En nee, waarschijnlijk gaat geen (grote) uitgever zich daar aan wagen, maar gelukkig hebben we allemaal de grootste uitgever van de wereld gratis voor handen; internet. Ook zijn er steeds meer kleine uitgeverijen te vinden die de taak van poortwachter hebben overgenomen door non-conformistische pareltjes uit te geven. Kortom, voor de échte leesuitdagingen moeten we blijkbaar underground. Blogs, kleine uitgeverijen, keldertjes en achterafkamertjes. En zo erg is dat allemaal niet. Ik vind het eigenlijk wel mooi. Gewoon weer lekker scharrelen, zoals je vroeger in keldertjes van platenzaken voorovergebogen, diep in de schouders gezakt tussen de meest obscure meuk naar pareltjes kon zoeken. Ontdékkingen deed die je later enthousiast ging melden in de kroeg. En dat een week later iedereen naar die rare shit luisterde. Mooi toch. Want we kunnen wel allemaal braaf thuis gaan zitten wachten tot een of andere bleekteutige stagiëre of redacteur iets spannends uit die manuscriptenberg gaat trekken, maar dat gaat toch niet gebeuren. Dat weten wij allemaal. We moeten het zelf doen.
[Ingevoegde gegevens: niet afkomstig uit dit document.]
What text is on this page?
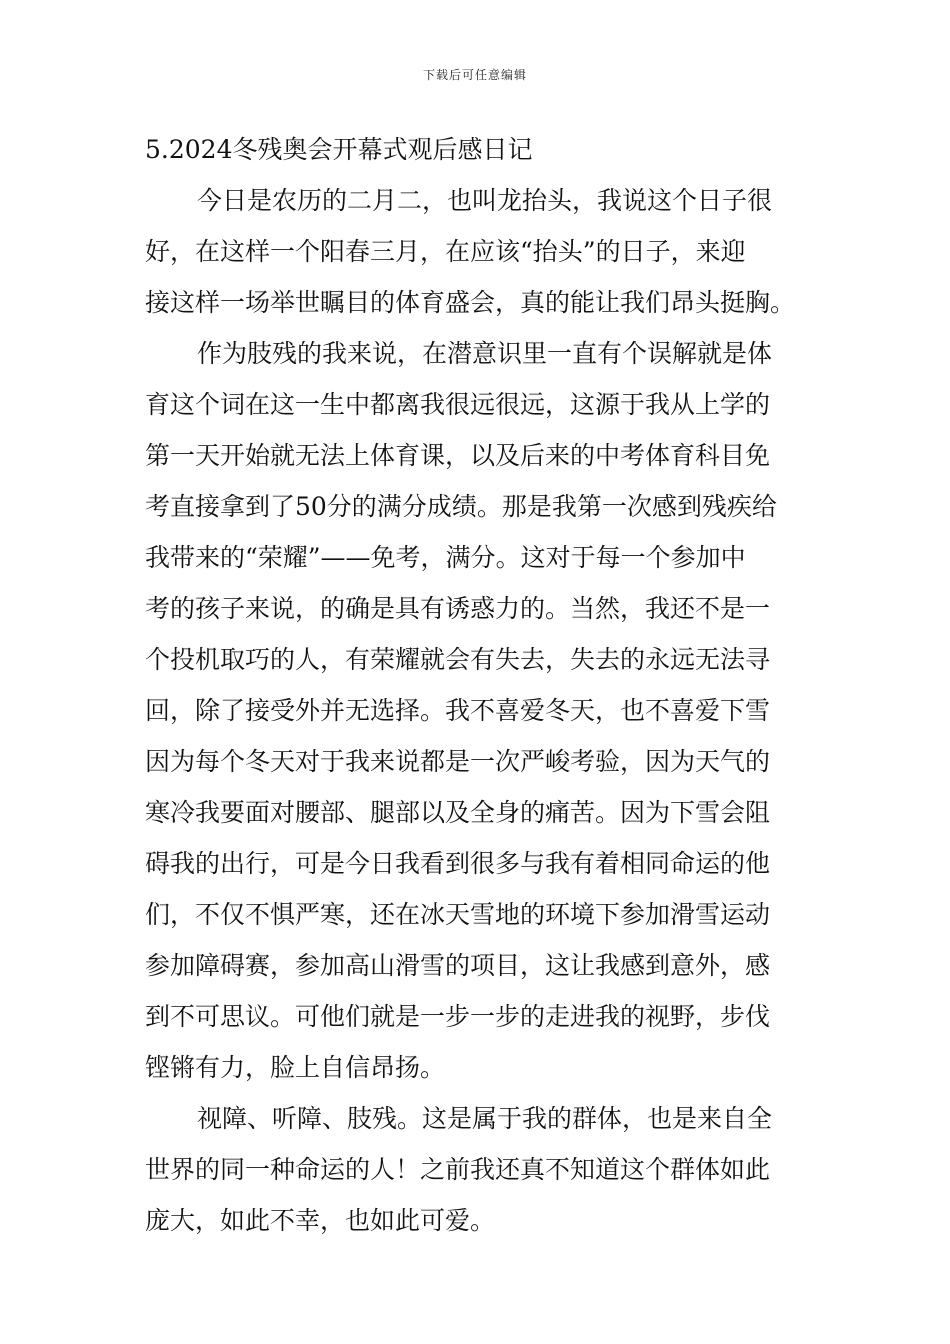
下载后可任意编辑
5.2024冬残奥会开幕式观后感日记
今日是农历的二月二，也叫龙抬头，我说这个日子很
好，在这样一个阳春三月，在应该“抬头”的日子，来迎
接这样一场举世瞩目的体育盛会，真的能让我们昂头挺胸。
作为肢残的我来说，在潜意识里一直有个误解就是体
育这个词在这一生中都离我很远很远，这源于我从上学的
第一天开始就无法上体育课，以及后来的中考体育科目免
考直接拿到了50分的满分成绩。那是我第一次感到残疾给
我带来的“荣耀”——免考，满分。这对于每一个参加中
考的孩子来说，的确是具有诱惑力的。当然，我还不是一
个投机取巧的人，有荣耀就会有失去，失去的永远无法寻
回，除了接受外并无选择。我不喜爱冬天，也不喜爱下雪
因为每个冬天对于我来说都是一次严峻考验，因为天气的
寒冷我要面对腰部、腿部以及全身的痛苦。因为下雪会阻
碍我的出行，可是今日我看到很多与我有着相同命运的他
们，不仅不惧严寒，还在冰天雪地的环境下参加滑雪运动
参加障碍赛，参加高山滑雪的项目，这让我感到意外，感
到不可思议。可他们就是一步一步的走进我的视野，步伐
铿锵有力，脸上自信昂扬。
视障、听障、肢残。这是属于我的群体，也是来自全
世界的同一种命运的人！之前我还真不知道这个群体如此
庞大，如此不幸，也如此可爱。
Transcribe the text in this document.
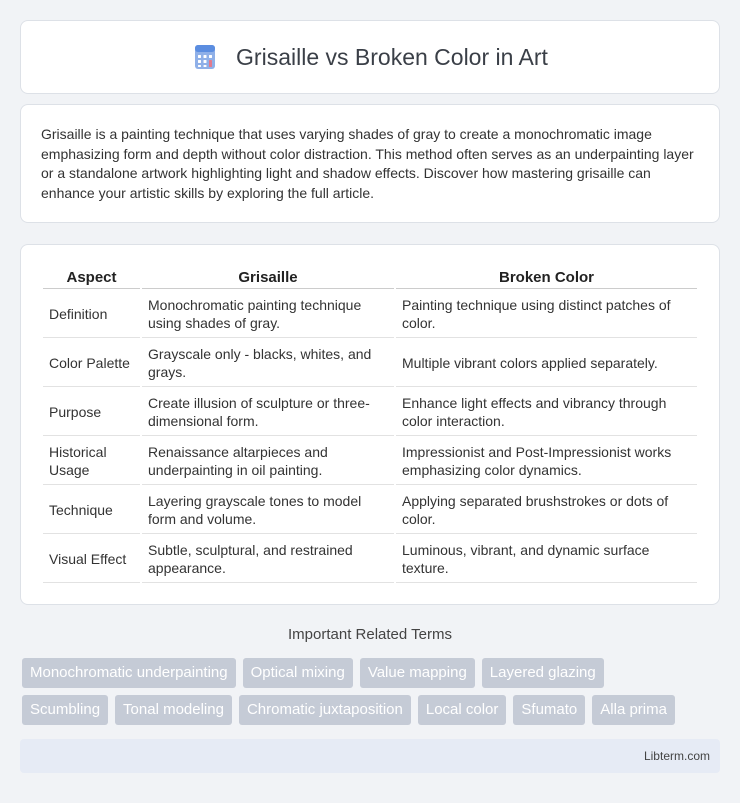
Grisaille vs Broken Color in Art

Grisaille is a painting technique that uses varying shades of gray to create a monochromatic image emphasizing form and depth without color distraction. This method often serves as an underpainting layer or a standalone artwork highlighting light and shadow effects. Discover how mastering grisaille can enhance your artistic skills by exploring the full article.

Aspect	Grisaille	Broken Color
Definition	Monochromatic painting technique using shades of gray.	Painting technique using distinct patches of color.
Color Palette	Grayscale only - blacks, whites, and grays.	Multiple vibrant colors applied separately.
Purpose	Create illusion of sculpture or three-dimensional form.	Enhance light effects and vibrancy through color interaction.
Historical Usage	Renaissance altarpieces and underpainting in oil painting.	Impressionist and Post-Impressionist works emphasizing color dynamics.
Technique	Layering grayscale tones to model form and volume.	Applying separated brushstrokes or dots of color.
Visual Effect	Subtle, sculptural, and restrained appearance.	Luminous, vibrant, and dynamic surface texture.
Important Related Terms
Monochromatic underpainting	Optical mixing	Value mapping	Layered glazing
Scumbling	Tonal modeling	Chromatic juxtaposition	Local color	Sfumato	Alla prima
Libterm.com
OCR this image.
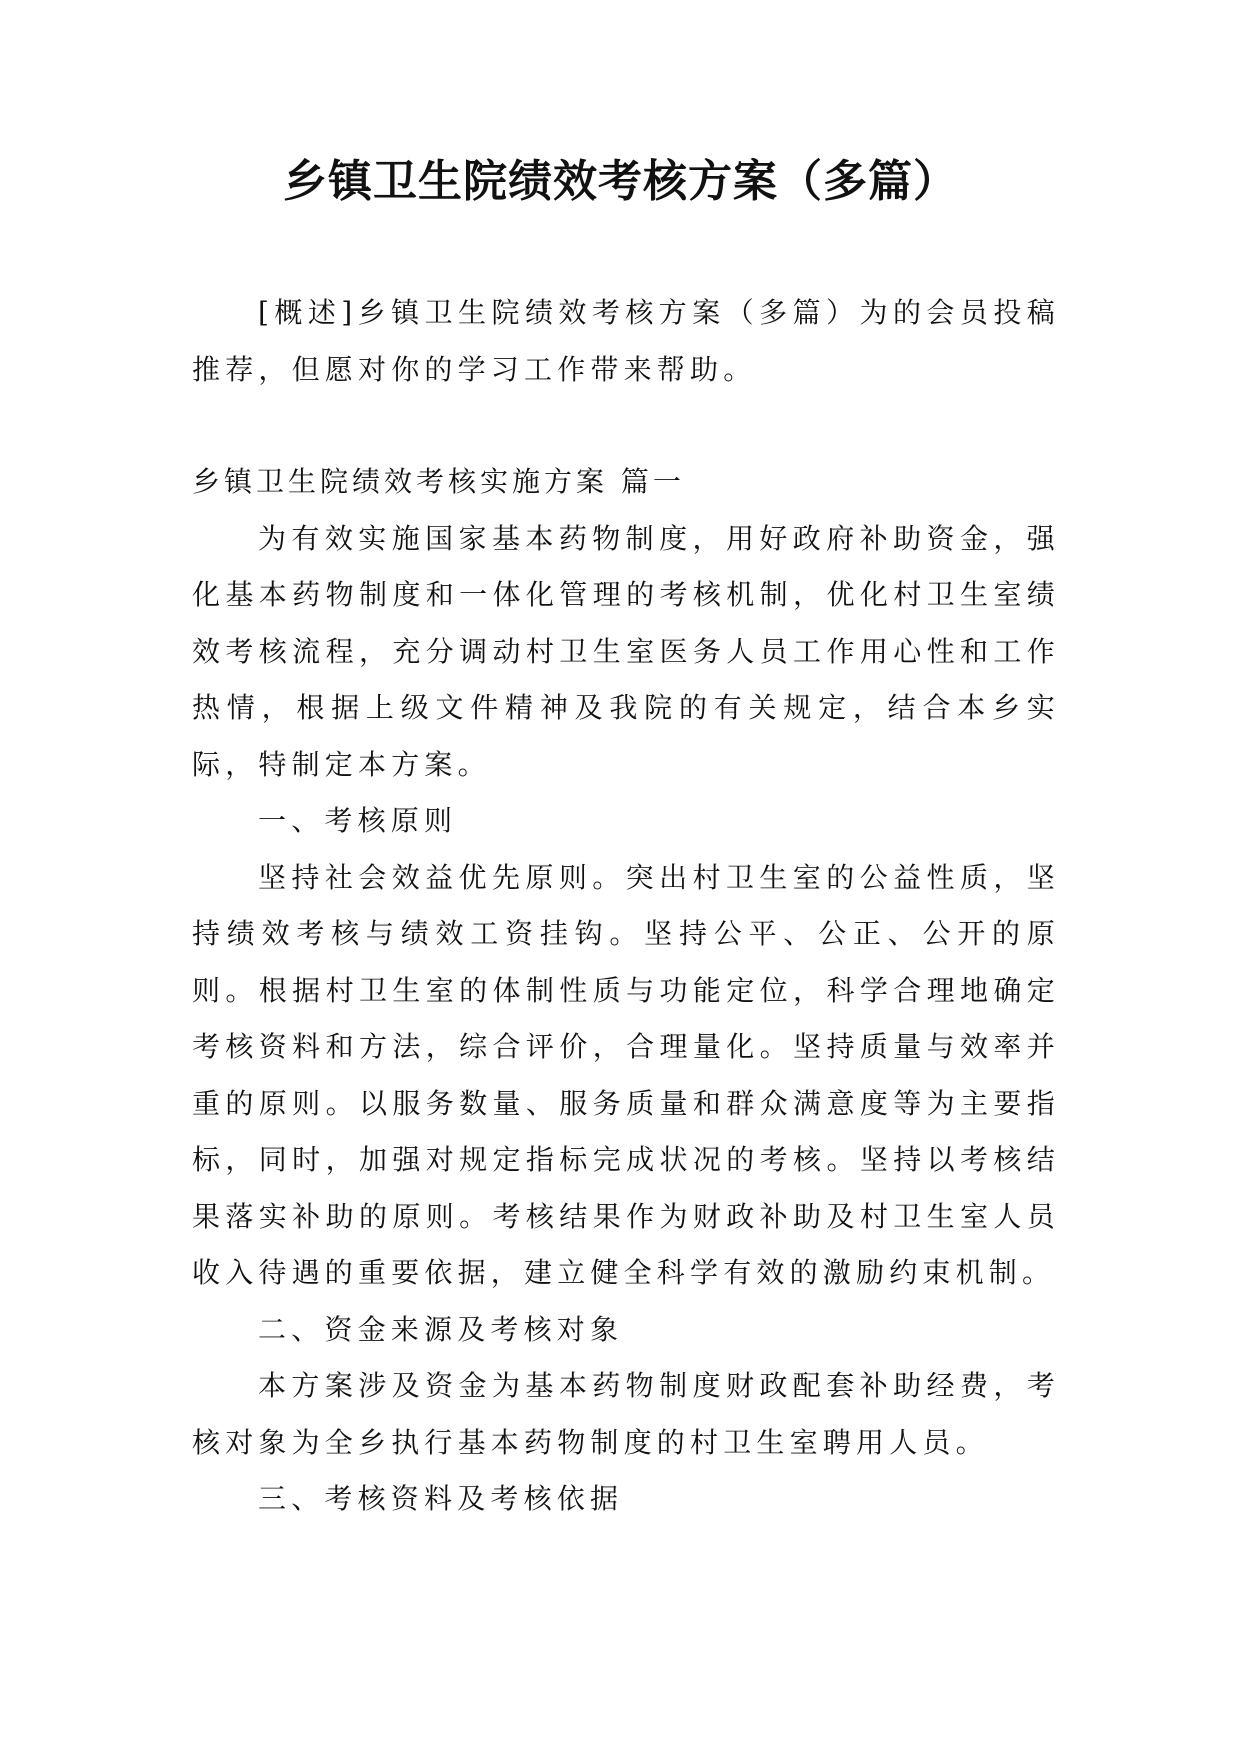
乡镇卫生院绩效考核方案（多篇）

[概述]乡镇卫生院绩效考核方案（多篇）为的会员投稿推荐，但愿对你的学习工作带来帮助。

乡镇卫生院绩效考核实施方案 篇一

为有效实施国家基本药物制度，用好政府补助资金，强化基本药物制度和一体化管理的考核机制，优化村卫生室绩效考核流程，充分调动村卫生室医务人员工作用心性和工作热情，根据上级文件精神及我院的有关规定，结合本乡实际，特制定本方案。

一、考核原则

坚持社会效益优先原则。突出村卫生室的公益性质，坚持绩效考核与绩效工资挂钩。坚持公平、公正、公开的原则。根据村卫生室的体制性质与功能定位，科学合理地确定考核资料和方法，综合评价，合理量化。坚持质量与效率并重的原则。以服务数量、服务质量和群众满意度等为主要指标，同时，加强对规定指标完成状况的考核。坚持以考核结果落实补助的原则。考核结果作为财政补助及村卫生室人员收入待遇的重要依据，建立健全科学有效的激励约束机制。

二、资金来源及考核对象

本方案涉及资金为基本药物制度财政配套补助经费，考核对象为全乡执行基本药物制度的村卫生室聘用人员。

三、考核资料及考核依据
Wat dat betreft is de lezer, de consument net zo goed schuldig. Wie betaalt, bepaalt tenslotte. En misschien krijgt elk land wel de literatuur die het verdient. Tegen die lezer zou ik willen zeggen: Koop eens een boek van een kleine literaire uitgeverij dat niet in de grote kranten besproken is, of lees op internet werk van schrijvers die niet (meer) gepubliceerd worden omdat ze commercieel oninteressant zouden zijn, niet in de kant en klare frames passen. Oké, dat vergt wat meer moeite en muisklikken misschien, maar niet alles hoeft als een gebraden haan in je mond te vallen, toch?

Laten we de boel opengooien. Ruimte creëren. De angst-en-stresscultuur aanpakken. Uitgevers, schrijvers, lezers en recensenten, iedereen die een hart voor de literatuur heeft. Laat het eigen geluid, de stem van de schrijver, kwaliteít weer belangrijk zijn in plaats van verkoopcijfers. De schrijver als wandelende antenne, spiegel van de samenleving. Vrij. Zonder wurgcontracten en angst om niet commercieel genoeg te zijn. Want als we zo doorgaan houden we een oersaai, slaapverwekkend semi-literair kantoorfeestje over. Met flauwe bitterballen, een combootje en wat vale slingers aan het plafond. Een feestje waar niemand naartoe wil.